New West Records, 2020
With her famous surname and the album’s opening shimmering tremolo guitar chords you’d think you were in for a straight country trip. There’s certainly a strong country streak, of the Nikki Lane kind, that runs through Walking Proof, but just as equally there’s an indie rock aesthetic that runs from Liz Phair to Jenny Lewis on this strong set of songs.

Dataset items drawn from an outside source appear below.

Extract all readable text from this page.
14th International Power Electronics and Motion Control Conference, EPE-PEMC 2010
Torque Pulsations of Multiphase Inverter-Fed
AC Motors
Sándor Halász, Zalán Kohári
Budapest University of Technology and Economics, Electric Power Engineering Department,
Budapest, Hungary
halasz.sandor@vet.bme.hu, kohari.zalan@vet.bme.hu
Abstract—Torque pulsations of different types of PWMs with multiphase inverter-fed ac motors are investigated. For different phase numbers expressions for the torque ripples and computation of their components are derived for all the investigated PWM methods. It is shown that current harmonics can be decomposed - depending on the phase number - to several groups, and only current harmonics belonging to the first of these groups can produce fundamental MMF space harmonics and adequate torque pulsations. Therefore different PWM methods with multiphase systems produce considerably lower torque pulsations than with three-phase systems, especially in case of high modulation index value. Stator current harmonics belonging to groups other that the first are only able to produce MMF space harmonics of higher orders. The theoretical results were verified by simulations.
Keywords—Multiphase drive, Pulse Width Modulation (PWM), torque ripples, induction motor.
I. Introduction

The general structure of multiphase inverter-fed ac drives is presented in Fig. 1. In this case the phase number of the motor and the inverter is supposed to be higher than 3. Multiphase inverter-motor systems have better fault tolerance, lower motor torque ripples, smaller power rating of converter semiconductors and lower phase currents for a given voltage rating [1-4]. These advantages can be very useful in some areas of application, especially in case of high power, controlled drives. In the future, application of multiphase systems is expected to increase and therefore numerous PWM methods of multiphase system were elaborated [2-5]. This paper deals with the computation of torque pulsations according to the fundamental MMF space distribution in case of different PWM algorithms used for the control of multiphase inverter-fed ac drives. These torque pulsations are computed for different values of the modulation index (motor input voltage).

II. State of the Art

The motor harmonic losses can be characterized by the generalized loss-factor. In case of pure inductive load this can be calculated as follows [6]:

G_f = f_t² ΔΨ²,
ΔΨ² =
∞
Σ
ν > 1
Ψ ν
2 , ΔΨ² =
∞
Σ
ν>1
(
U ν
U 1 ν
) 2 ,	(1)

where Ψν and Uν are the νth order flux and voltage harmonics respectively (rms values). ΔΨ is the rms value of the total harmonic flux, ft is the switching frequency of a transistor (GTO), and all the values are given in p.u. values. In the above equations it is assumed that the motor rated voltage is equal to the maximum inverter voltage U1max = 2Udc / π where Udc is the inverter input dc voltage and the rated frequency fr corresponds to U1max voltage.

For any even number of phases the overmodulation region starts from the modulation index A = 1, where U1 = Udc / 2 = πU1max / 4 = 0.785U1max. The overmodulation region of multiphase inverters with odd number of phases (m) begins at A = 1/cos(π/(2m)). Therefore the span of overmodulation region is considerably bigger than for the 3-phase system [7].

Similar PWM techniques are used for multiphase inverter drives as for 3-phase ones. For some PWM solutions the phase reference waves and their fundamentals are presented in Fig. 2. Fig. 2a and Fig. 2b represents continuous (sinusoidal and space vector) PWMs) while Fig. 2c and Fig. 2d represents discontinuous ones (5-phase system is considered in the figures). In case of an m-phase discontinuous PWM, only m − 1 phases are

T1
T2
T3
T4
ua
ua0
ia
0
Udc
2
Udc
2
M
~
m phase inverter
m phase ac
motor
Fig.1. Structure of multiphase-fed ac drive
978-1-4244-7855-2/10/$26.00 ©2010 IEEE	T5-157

Lyrically, Hiatt is right on her game on this, her fourth album. She has a way of taking the confessional route that never feels indulgent or self-pitying. She balances rich observational writing with sensitive and heartfelt empathy and advice for herself and others. This is an album about Hiatt and her friends and family as much as it addresses reaching that point in your life where you feel you’ve weathered the storm yet you’re still acutely aware of life’s warning signs and pitfalls.

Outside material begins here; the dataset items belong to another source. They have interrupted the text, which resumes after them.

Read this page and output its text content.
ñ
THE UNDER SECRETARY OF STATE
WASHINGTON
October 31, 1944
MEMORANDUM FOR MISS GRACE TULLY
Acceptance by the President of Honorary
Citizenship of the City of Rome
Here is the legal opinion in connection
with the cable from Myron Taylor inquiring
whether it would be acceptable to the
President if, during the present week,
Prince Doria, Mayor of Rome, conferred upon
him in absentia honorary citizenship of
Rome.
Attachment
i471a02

On paper Hiatt’s words wouldn’t have the same effect but that’s the power and magic of music, and melody is king on Walking Proof. Hiatt has a knack of weaving notes into endlessly catchy patterns. ‘Some Kind Of Drug’, pushes and pulls over an equally infectious electric guitar, ‘Brightest Star ‘is a light-footed lyrical dance. ‘Never Play Guitar’ channels Tom Petty and ‘P-Town’ is a gloriously ragged soul shakedown on yet another strong Lilly Hiatt album.